Richard White, CEO and co-founder of UserVoice, notes that there has been a surge in mobile app usage and continued growth of the Android market.

"One of our number one requests from customers was to build the UserVoice SDK for Android," he says. "Android continues to build its market share, and UserVoice wants to empower customers to reach and communicate with their users wherever they are."

Though the UserVoice SDK currently only supports Android and iOS, White says support for other platforms is possible. "We'll go anywhere there's strong developer demand. There's some demand for a Windows Phone, but it's not on our immediate roadmap. If demand increases, that could change," he says.

The UserVoice SDK covers tablets and smartphones running iOS version 5 and higher and Android version 2.2 and higher.
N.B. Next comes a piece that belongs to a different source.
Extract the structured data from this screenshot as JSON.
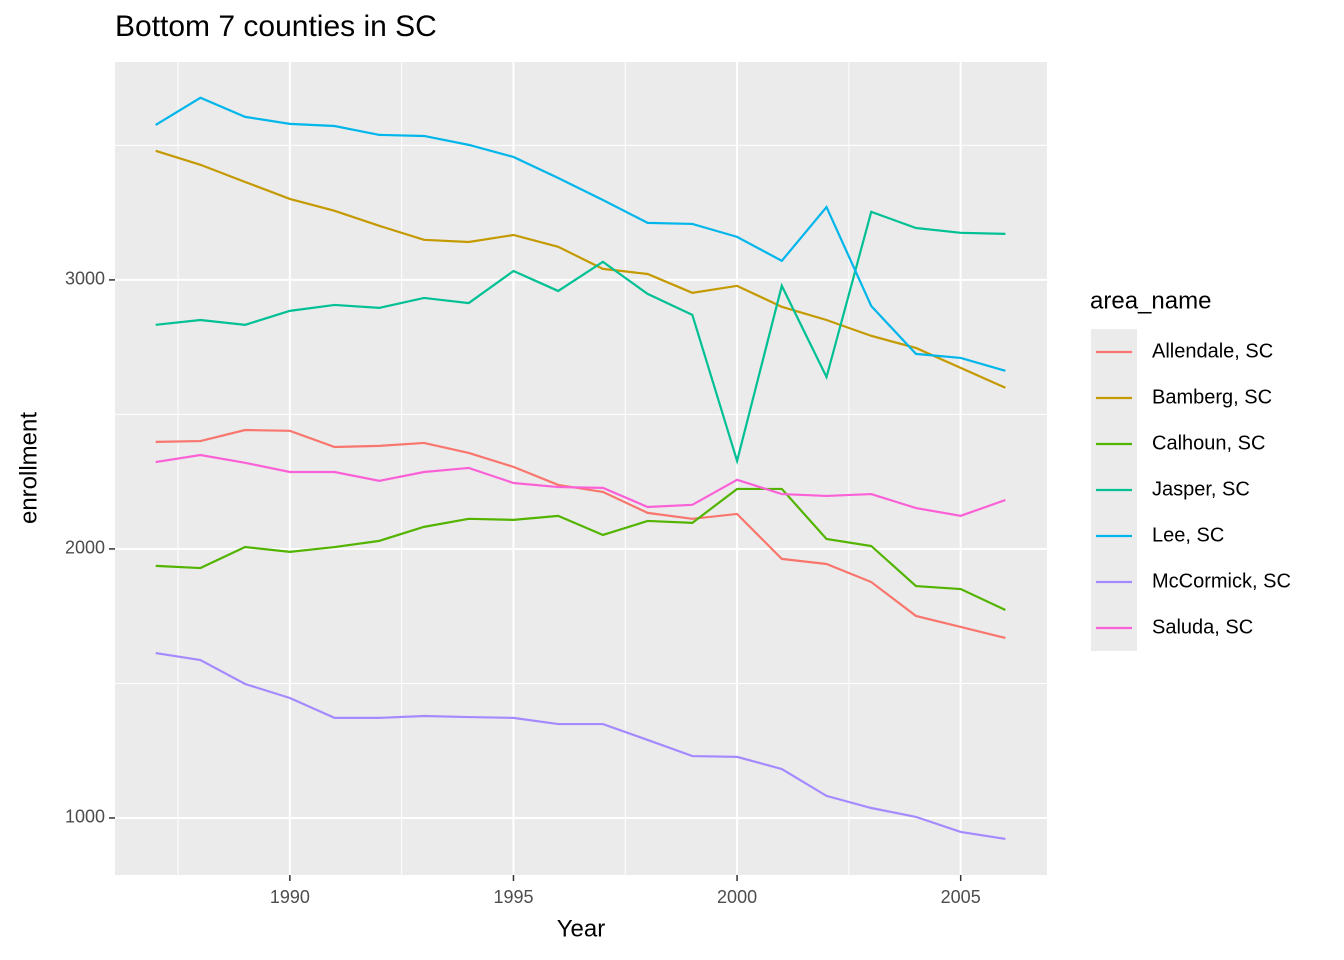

White also notes that the UserVoice SDK can be applied to many verticals. "Our data shows that it's useful in any vertical--from gaming to productivity--but most valuable to free or freemium apps over paid apps simply because they tend to have much larger install bases," he says.

Those install bases are 10 times larger on average, he adds.

The SDK, he also notes, is in direct response to consumer demand. "With the shift towards subscription-based businesses and in-app purchases, we're seeing developers having to put more energy into customer support and gathering customer feedback to stay competitive."